Florida Museum of Natural History

Sawfish Conservation

Sawfish Images


A Fish Tale: Sawfish Fact and Fiction Through History
By M. Burger

Sawfish Images


Myth #1) Sawfish use their rostrums to saw whales, boats, and/or humans in half

Contrary to literature, folklore and nautical paintings, there are no credible accounts of sawfish-induced lacerations causing ships-of-old or schooners to capsize. Despite illustrations of sawfish lurking just under the water's surface or waiting to strike the hull of an unsuspecting ship; sawfish are actually benthic elasmobranchs, or "bottom dwellers". They spend a considerable amount of time as juveniles in shallow mangrove nurseries in water that can be only several feet deep. Sawfish are thought to inhabit deeper waters more commonly as their size increases.

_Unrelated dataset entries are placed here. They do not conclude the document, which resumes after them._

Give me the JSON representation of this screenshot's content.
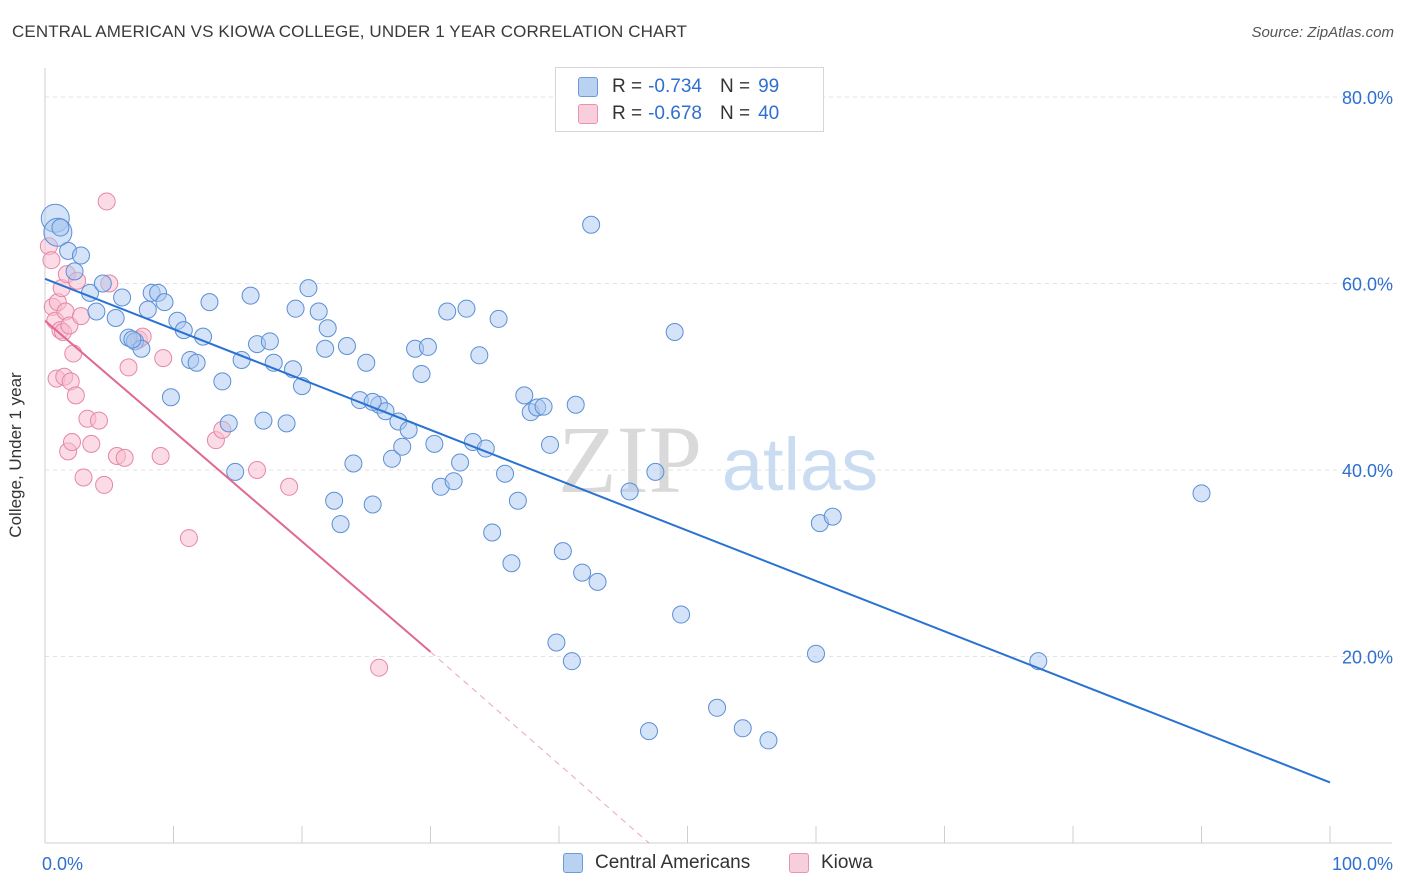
{
  "title": "CENTRAL AMERICAN VS KIOWA COLLEGE, UNDER 1 YEAR CORRELATION CHART",
  "source": "Source: ZipAtlas.com",
  "watermark": {
    "zip": "ZIP",
    "atlas": "atlas"
  },
  "legend": {
    "rows": [
      {
        "r_label": "R =",
        "r_value": "-0.734",
        "n_label": "N =",
        "n_value": "99"
      },
      {
        "r_label": "R =",
        "r_value": "-0.678",
        "n_label": "N =",
        "n_value": "40"
      }
    ]
  },
  "bottom_legend": [
    "Central Americans",
    "Kiowa"
  ],
  "colors": {
    "blue_fill": "#a9c8ef",
    "blue_stroke": "#5b8fd6",
    "blue_line": "#2a72d2",
    "pink_fill": "#f7bdd0",
    "pink_stroke": "#e687a6",
    "pink_line": "#e06890",
    "tick_text": "#2f6fd0",
    "grid": "#e3e3e3"
  },
  "chart_data": {
    "type": "scatter",
    "title": "CENTRAL AMERICAN VS KIOWA COLLEGE, UNDER 1 YEAR CORRELATION CHART",
    "xlabel": "",
    "ylabel": "College, Under 1 year",
    "xlim": [
      0,
      100
    ],
    "ylim": [
      0,
      80
    ],
    "x_tick_labels": [
      {
        "value": 0,
        "label": "0.0%"
      },
      {
        "value": 100,
        "label": "100.0%"
      }
    ],
    "y_tick_labels": [
      {
        "value": 20,
        "label": "20.0%"
      },
      {
        "value": 40,
        "label": "40.0%"
      },
      {
        "value": 60,
        "label": "60.0%"
      },
      {
        "value": 80,
        "label": "80.0%"
      }
    ],
    "series": [
      {
        "name": "Central Americans",
        "r": -0.734,
        "n": 99,
        "trend": {
          "x": [
            0,
            100
          ],
          "y": [
            60.5,
            6.5
          ]
        },
        "points": [
          {
            "x": 0.8,
            "y": 67.0,
            "big": true
          },
          {
            "x": 1.0,
            "y": 65.5,
            "big": true
          },
          {
            "x": 1.8,
            "y": 63.5
          },
          {
            "x": 2.3,
            "y": 61.3
          },
          {
            "x": 2.8,
            "y": 63.0
          },
          {
            "x": 3.5,
            "y": 59.0
          },
          {
            "x": 4.0,
            "y": 57.0
          },
          {
            "x": 4.5,
            "y": 60.0
          },
          {
            "x": 5.5,
            "y": 56.3
          },
          {
            "x": 6.0,
            "y": 58.5
          },
          {
            "x": 6.5,
            "y": 54.2
          },
          {
            "x": 7.0,
            "y": 53.8
          },
          {
            "x": 7.5,
            "y": 53.0
          },
          {
            "x": 8.0,
            "y": 57.2
          },
          {
            "x": 8.3,
            "y": 59.0
          },
          {
            "x": 8.8,
            "y": 59.0
          },
          {
            "x": 9.3,
            "y": 58.0
          },
          {
            "x": 9.8,
            "y": 47.8
          },
          {
            "x": 10.3,
            "y": 56.0
          },
          {
            "x": 10.8,
            "y": 55.0
          },
          {
            "x": 11.3,
            "y": 51.8
          },
          {
            "x": 11.8,
            "y": 51.5
          },
          {
            "x": 12.3,
            "y": 54.3
          },
          {
            "x": 12.8,
            "y": 58.0
          },
          {
            "x": 13.8,
            "y": 49.5
          },
          {
            "x": 14.3,
            "y": 45.0
          },
          {
            "x": 14.8,
            "y": 39.8
          },
          {
            "x": 15.3,
            "y": 51.8
          },
          {
            "x": 16.0,
            "y": 58.7
          },
          {
            "x": 16.5,
            "y": 53.5
          },
          {
            "x": 17.0,
            "y": 45.3
          },
          {
            "x": 17.5,
            "y": 53.8
          },
          {
            "x": 17.8,
            "y": 51.5
          },
          {
            "x": 18.8,
            "y": 45.0
          },
          {
            "x": 19.3,
            "y": 50.8
          },
          {
            "x": 19.5,
            "y": 57.3
          },
          {
            "x": 20.0,
            "y": 49.0
          },
          {
            "x": 20.5,
            "y": 59.5
          },
          {
            "x": 21.3,
            "y": 57.0
          },
          {
            "x": 21.8,
            "y": 53.0
          },
          {
            "x": 22.0,
            "y": 55.2
          },
          {
            "x": 22.5,
            "y": 36.7
          },
          {
            "x": 23.0,
            "y": 34.2
          },
          {
            "x": 23.5,
            "y": 53.3
          },
          {
            "x": 24.0,
            "y": 40.7
          },
          {
            "x": 24.5,
            "y": 47.5
          },
          {
            "x": 25.0,
            "y": 51.5
          },
          {
            "x": 25.5,
            "y": 36.3
          },
          {
            "x": 26.0,
            "y": 47.0
          },
          {
            "x": 26.5,
            "y": 46.3
          },
          {
            "x": 27.0,
            "y": 41.2
          },
          {
            "x": 27.5,
            "y": 45.2
          },
          {
            "x": 27.8,
            "y": 42.5
          },
          {
            "x": 28.3,
            "y": 44.3
          },
          {
            "x": 28.8,
            "y": 53.0
          },
          {
            "x": 29.3,
            "y": 50.3
          },
          {
            "x": 29.8,
            "y": 53.2
          },
          {
            "x": 30.3,
            "y": 42.8
          },
          {
            "x": 30.8,
            "y": 38.2
          },
          {
            "x": 31.3,
            "y": 57.0
          },
          {
            "x": 31.8,
            "y": 38.8
          },
          {
            "x": 32.3,
            "y": 40.8
          },
          {
            "x": 32.8,
            "y": 57.3
          },
          {
            "x": 33.3,
            "y": 43.0
          },
          {
            "x": 33.8,
            "y": 52.3
          },
          {
            "x": 34.3,
            "y": 42.3
          },
          {
            "x": 34.8,
            "y": 33.3
          },
          {
            "x": 35.3,
            "y": 56.2
          },
          {
            "x": 35.8,
            "y": 39.6
          },
          {
            "x": 36.3,
            "y": 30.0
          },
          {
            "x": 36.8,
            "y": 36.7
          },
          {
            "x": 37.3,
            "y": 48.0
          },
          {
            "x": 37.8,
            "y": 46.2
          },
          {
            "x": 38.3,
            "y": 46.7
          },
          {
            "x": 38.8,
            "y": 46.8
          },
          {
            "x": 39.3,
            "y": 42.7
          },
          {
            "x": 39.8,
            "y": 21.5
          },
          {
            "x": 40.3,
            "y": 31.3
          },
          {
            "x": 41.0,
            "y": 19.5
          },
          {
            "x": 41.3,
            "y": 47.0
          },
          {
            "x": 41.8,
            "y": 29.0
          },
          {
            "x": 42.5,
            "y": 66.3
          },
          {
            "x": 43.0,
            "y": 28.0
          },
          {
            "x": 45.5,
            "y": 37.7
          },
          {
            "x": 47.0,
            "y": 12.0
          },
          {
            "x": 47.5,
            "y": 39.8
          },
          {
            "x": 49.0,
            "y": 54.8
          },
          {
            "x": 49.5,
            "y": 24.5
          },
          {
            "x": 52.3,
            "y": 14.5
          },
          {
            "x": 54.3,
            "y": 12.3
          },
          {
            "x": 56.3,
            "y": 11.0
          },
          {
            "x": 60.0,
            "y": 20.3
          },
          {
            "x": 60.3,
            "y": 34.3
          },
          {
            "x": 61.3,
            "y": 35.0
          },
          {
            "x": 77.3,
            "y": 19.5
          },
          {
            "x": 90.0,
            "y": 37.5
          },
          {
            "x": 1.2,
            "y": 66.0
          },
          {
            "x": 6.8,
            "y": 54.0
          },
          {
            "x": 25.5,
            "y": 47.3
          }
        ]
      },
      {
        "name": "Kiowa",
        "r": -0.678,
        "n": 40,
        "trend": {
          "x": [
            0,
            30
          ],
          "y": [
            56.0,
            20.5
          ]
        },
        "trend_dashed": {
          "x": [
            30,
            47
          ],
          "y": [
            20.5,
            0
          ]
        },
        "points": [
          {
            "x": 0.3,
            "y": 64.0
          },
          {
            "x": 0.5,
            "y": 62.5
          },
          {
            "x": 0.6,
            "y": 57.5
          },
          {
            "x": 0.8,
            "y": 56.0
          },
          {
            "x": 0.9,
            "y": 49.8
          },
          {
            "x": 1.0,
            "y": 58.0
          },
          {
            "x": 1.2,
            "y": 55.0
          },
          {
            "x": 1.3,
            "y": 59.5
          },
          {
            "x": 1.4,
            "y": 54.8
          },
          {
            "x": 1.5,
            "y": 50.0
          },
          {
            "x": 1.6,
            "y": 57.0
          },
          {
            "x": 1.7,
            "y": 61.0
          },
          {
            "x": 1.8,
            "y": 42.0
          },
          {
            "x": 1.9,
            "y": 55.5
          },
          {
            "x": 2.0,
            "y": 49.5
          },
          {
            "x": 2.1,
            "y": 43.0
          },
          {
            "x": 2.2,
            "y": 52.5
          },
          {
            "x": 2.4,
            "y": 48.0
          },
          {
            "x": 2.5,
            "y": 60.3
          },
          {
            "x": 2.8,
            "y": 56.5
          },
          {
            "x": 3.0,
            "y": 39.2
          },
          {
            "x": 3.3,
            "y": 45.5
          },
          {
            "x": 3.6,
            "y": 42.8
          },
          {
            "x": 4.2,
            "y": 45.3
          },
          {
            "x": 4.6,
            "y": 38.4
          },
          {
            "x": 5.0,
            "y": 60.0
          },
          {
            "x": 5.6,
            "y": 41.5
          },
          {
            "x": 6.2,
            "y": 41.3
          },
          {
            "x": 6.5,
            "y": 51.0
          },
          {
            "x": 7.3,
            "y": 54.0
          },
          {
            "x": 7.6,
            "y": 54.3
          },
          {
            "x": 9.0,
            "y": 41.5
          },
          {
            "x": 9.2,
            "y": 52.0
          },
          {
            "x": 11.2,
            "y": 32.7
          },
          {
            "x": 13.3,
            "y": 43.2
          },
          {
            "x": 13.8,
            "y": 44.3
          },
          {
            "x": 16.5,
            "y": 40.0
          },
          {
            "x": 19.0,
            "y": 38.2
          },
          {
            "x": 26.0,
            "y": 18.8
          },
          {
            "x": 4.8,
            "y": 68.8
          }
        ]
      }
    ]
  }
}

Apart from a suspicious account of a man being sawn in half by a sawfish in eighteenth century India (The Field Book of Giant Fishes by J. R. Norman and F. C. Fraser), there are no known cases of sawfish actually killing humans. When sawfish injuries do occur, they are usually minor and normally a result of provoked incidents-for example, when trying to remove a hooked sawfish from a line. The ISED has published a recommended method of the safest way to remove a hooked sawfish (for both fish and fisherman) that is available here.

The diet of sawfish does not include whales, dolphins, or any other variety of marine mammals. Instead, it is comprised primarily of schools of teleost fish, crustaceans, and cephalopods. Adult and large juveniles may also feed on small elasmobranchs including sharks and rays.

However, whales face little threat of being impaled by a sawfish, since they are not natural enemies of the species.